V. —Y es verdad. El hombre así despojado
sería
Dios, sería desindividualizado. Pero no puede despojarse jamás de esa manera —por lo menos nunca podrá—, a menos que imaginemos una acción de Dios que vuelve sobre sí misma, una acción inútil, sin finalidad. El hombre es una criatura. Las criaturas son pensamientos de Dios. Está en la naturaleza del pensamiento ser irrevocable.

P. —No comprendo. ¿Usted dice que el hombre nunca podrá desprenderse de su cuerpo?

V. —Digo que nunca será incorpóreo.

P. —Explíquese.

V. —Hay dos cuerpos: el rudimentario y el completo, que corresponden a las dos condiciones de la crisálida y la mariposa. Lo que llamamos «muerte» es tan sólo la penosa metamorfosis. Nuestra presente encarnación es progresiva, preparatoria, temporaria. Nuestro futuro es perfecto, definitivo, inmortal. La vida definitiva constituye la finalidad absoluta.

P. —Pero de la metamorfosis de la crisálida tenemos un conocimiento palpable.

V. —Nosotros sí, pero la crisálida no. La materia que compone nuestro cuerpo rudimentario está al alcance de los órganos de este cuerpo, o, más claramente, nuestros órganos rudimentarios se adaptan a la materia que forma el cuerpo rudimentario, pero no al que compone el cuerpo definitivo. Éste escapa así a nuestros sentidos rudimentarios, y sólo percibimos la envoltura que cae al morir, desprendiéndose de la forma interior, no esa misma forma interior; pero esta última, así como la envoltura, es apreciable para los que ya han adquirido la vida definitiva.

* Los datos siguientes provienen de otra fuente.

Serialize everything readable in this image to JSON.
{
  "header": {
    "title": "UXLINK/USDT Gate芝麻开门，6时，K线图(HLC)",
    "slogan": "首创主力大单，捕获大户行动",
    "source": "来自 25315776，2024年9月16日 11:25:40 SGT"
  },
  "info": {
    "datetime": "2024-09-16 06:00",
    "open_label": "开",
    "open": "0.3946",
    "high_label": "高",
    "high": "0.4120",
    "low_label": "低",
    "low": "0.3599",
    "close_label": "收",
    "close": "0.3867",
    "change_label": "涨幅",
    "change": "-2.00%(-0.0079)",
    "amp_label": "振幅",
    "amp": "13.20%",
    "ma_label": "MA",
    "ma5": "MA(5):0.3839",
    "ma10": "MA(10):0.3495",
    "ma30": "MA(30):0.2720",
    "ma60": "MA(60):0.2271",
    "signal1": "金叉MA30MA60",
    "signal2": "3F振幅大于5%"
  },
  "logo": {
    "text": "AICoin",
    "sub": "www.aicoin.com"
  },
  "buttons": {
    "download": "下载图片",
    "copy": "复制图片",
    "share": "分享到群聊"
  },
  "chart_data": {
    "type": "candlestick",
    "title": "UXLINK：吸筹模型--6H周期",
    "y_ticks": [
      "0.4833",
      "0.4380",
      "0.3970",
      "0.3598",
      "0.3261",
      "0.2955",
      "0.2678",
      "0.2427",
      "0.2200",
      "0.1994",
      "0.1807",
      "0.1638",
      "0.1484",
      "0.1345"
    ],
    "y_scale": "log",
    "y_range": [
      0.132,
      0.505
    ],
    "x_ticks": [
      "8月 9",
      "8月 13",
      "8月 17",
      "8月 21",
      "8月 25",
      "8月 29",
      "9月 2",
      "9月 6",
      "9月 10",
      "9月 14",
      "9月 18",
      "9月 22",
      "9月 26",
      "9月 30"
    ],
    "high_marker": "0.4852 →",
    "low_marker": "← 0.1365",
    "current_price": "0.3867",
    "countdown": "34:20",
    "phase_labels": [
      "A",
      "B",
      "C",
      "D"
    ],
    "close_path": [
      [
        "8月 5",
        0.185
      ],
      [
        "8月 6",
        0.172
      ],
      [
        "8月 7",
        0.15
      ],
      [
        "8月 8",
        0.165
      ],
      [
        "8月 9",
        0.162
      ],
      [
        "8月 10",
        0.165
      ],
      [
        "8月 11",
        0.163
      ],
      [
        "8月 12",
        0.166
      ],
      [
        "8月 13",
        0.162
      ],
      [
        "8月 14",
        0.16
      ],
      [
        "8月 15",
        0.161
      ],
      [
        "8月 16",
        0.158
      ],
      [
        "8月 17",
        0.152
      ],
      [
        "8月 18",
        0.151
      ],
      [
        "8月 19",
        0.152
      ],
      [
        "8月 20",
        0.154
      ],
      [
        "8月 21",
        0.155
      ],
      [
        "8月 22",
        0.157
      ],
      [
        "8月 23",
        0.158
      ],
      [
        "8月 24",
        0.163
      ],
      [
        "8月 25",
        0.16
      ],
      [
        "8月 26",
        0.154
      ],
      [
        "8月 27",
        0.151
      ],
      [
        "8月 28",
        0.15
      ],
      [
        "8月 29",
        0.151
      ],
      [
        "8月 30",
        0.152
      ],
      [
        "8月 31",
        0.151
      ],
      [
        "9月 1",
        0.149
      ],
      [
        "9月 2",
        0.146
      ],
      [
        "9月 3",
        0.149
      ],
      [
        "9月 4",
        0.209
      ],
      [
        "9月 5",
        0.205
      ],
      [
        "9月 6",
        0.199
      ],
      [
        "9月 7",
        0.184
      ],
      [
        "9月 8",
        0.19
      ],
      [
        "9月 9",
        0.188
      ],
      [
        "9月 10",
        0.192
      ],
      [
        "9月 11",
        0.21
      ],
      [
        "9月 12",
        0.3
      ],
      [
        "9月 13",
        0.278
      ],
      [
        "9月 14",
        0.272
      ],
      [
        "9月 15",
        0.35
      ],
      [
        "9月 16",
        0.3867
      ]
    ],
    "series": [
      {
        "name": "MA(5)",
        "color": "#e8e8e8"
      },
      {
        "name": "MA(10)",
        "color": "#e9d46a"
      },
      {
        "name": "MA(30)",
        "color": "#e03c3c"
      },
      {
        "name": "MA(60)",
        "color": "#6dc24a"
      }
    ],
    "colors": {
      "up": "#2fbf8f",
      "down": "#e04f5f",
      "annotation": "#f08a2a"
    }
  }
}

P. —Usted ha dicho a menudo que el estado mesmérico se asemeja estrechamente a la muerte. ¿Cómo es eso?

V. —Cuando digo que se parece a la muerte, aludo a que se asemeja a la vida definitiva, pues cuando estoy en trance los sentidos de mi vida rudimentaria quedan en suspenso y percibo las cosas exteriores directamente, sin órganos, a través de un intermediario que emplearé en la vida definitiva, inorganizada.